The notion of the art of failure promises to be productive beyond the immediate context. We do encounter small and dramatic failures all the time. To treat “failure” as a modus operandi takes, however, I am sure, a certain strength.
Ciardi, John. 1989. Ciardi Himself: Fifteen Essays in the Reading, Writing, and Teaching of Poetry. The University of Arkansas Press. Fayetteville – London
Webster, Anthony. n.d. The Art of Failure in Translating a Navajo poem: Creative Transpositions, Thick Translations and the Phonosonic Nexus. MS, UT Austin
Different worlds, between which you are doing translation, do not match up, they are incommensurable worlds.
That’s why the “skyscrapers of commentary” (Nabokov) are needed in order to make the translation accurate: if not precise, then at least approximating the meaning. Meaning ultimately can be translated, but the sheer joy of text is quite another matter. What kind of joy, beyond purely scholar enjoyment, is possible from reading the text that, as you know, is not going to be comprehensible unless you read “skyscrapers of commentaries”? Who is going to read commentaries and why?
Translation might be possible, or it might be impossible, but here is the situation when it has to be made, and the most amazing part is it is happening.
The point of the translation is that it is a repetition.
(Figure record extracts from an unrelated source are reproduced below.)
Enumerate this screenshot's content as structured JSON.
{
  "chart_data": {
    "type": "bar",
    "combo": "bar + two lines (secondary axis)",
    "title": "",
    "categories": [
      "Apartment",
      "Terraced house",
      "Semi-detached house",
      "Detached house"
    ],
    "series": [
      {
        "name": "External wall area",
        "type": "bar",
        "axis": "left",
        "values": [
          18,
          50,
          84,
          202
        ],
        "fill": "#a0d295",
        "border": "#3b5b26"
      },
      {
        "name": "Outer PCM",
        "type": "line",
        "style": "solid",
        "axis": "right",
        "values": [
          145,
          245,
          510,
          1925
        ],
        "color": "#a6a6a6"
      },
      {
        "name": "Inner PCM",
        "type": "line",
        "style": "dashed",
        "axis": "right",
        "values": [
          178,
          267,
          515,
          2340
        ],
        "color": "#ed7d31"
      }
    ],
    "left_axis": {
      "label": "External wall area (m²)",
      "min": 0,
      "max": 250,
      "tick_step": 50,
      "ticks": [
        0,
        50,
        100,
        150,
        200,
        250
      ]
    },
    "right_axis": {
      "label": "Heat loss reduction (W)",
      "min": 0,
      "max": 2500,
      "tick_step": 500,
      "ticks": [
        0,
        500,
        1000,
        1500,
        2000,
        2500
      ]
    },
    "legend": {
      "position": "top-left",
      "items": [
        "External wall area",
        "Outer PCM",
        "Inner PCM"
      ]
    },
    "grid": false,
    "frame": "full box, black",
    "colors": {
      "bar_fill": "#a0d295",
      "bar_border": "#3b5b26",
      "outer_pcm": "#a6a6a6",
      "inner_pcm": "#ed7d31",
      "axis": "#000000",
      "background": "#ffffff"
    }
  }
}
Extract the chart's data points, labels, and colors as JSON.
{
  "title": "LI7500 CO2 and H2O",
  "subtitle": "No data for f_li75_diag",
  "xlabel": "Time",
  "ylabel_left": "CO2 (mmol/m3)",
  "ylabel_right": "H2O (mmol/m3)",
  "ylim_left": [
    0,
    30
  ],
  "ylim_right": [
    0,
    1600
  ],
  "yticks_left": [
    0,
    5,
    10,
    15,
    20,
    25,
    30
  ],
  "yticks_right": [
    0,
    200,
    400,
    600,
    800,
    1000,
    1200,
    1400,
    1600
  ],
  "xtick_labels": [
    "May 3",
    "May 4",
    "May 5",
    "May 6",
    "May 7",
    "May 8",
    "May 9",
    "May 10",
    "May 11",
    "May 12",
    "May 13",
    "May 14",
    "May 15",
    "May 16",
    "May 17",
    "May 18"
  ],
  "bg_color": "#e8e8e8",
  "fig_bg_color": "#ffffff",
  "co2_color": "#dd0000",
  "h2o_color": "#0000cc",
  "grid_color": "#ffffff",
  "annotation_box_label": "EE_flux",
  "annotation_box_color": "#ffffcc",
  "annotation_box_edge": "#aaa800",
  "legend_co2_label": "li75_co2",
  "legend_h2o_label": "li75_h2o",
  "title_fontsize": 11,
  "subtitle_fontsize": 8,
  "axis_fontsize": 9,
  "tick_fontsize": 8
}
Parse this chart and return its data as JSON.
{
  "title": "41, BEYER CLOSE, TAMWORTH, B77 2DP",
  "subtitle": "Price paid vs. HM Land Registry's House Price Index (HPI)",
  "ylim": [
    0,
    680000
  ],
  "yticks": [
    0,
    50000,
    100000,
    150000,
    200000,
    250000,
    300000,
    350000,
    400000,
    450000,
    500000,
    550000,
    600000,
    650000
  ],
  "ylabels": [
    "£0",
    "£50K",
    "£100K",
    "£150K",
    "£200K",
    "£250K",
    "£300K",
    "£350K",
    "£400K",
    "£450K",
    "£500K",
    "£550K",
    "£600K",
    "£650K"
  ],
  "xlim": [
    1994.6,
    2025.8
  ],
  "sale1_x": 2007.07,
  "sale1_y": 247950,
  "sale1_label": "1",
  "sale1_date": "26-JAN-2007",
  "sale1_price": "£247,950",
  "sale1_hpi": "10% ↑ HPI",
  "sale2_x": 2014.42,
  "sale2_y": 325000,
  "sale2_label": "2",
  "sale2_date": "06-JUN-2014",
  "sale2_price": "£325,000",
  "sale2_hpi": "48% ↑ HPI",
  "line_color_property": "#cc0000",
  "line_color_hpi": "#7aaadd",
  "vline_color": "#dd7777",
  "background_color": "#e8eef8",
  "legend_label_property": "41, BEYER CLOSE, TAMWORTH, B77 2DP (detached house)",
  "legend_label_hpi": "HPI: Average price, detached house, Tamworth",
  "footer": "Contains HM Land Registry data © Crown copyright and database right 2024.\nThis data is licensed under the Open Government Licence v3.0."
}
The translated text should be seen as “the same thing,” or it’s not a translation. The idea of translation disturbs the idea of singularity of the text itself, because it says: The text can be repeated.
According to Durkheim (1995), cultural and linguistic translation is universally possible and evolutionary defined: everyone, through different stages, should arrive at science, because societies are rooted in the real. Translation is inevitable, in a sense, since the humanity moves in one direction, that of universal progress.
Durkheim, Emile. (1995). The Elementary Forms of Religious Life. Fields, trans. Free Press.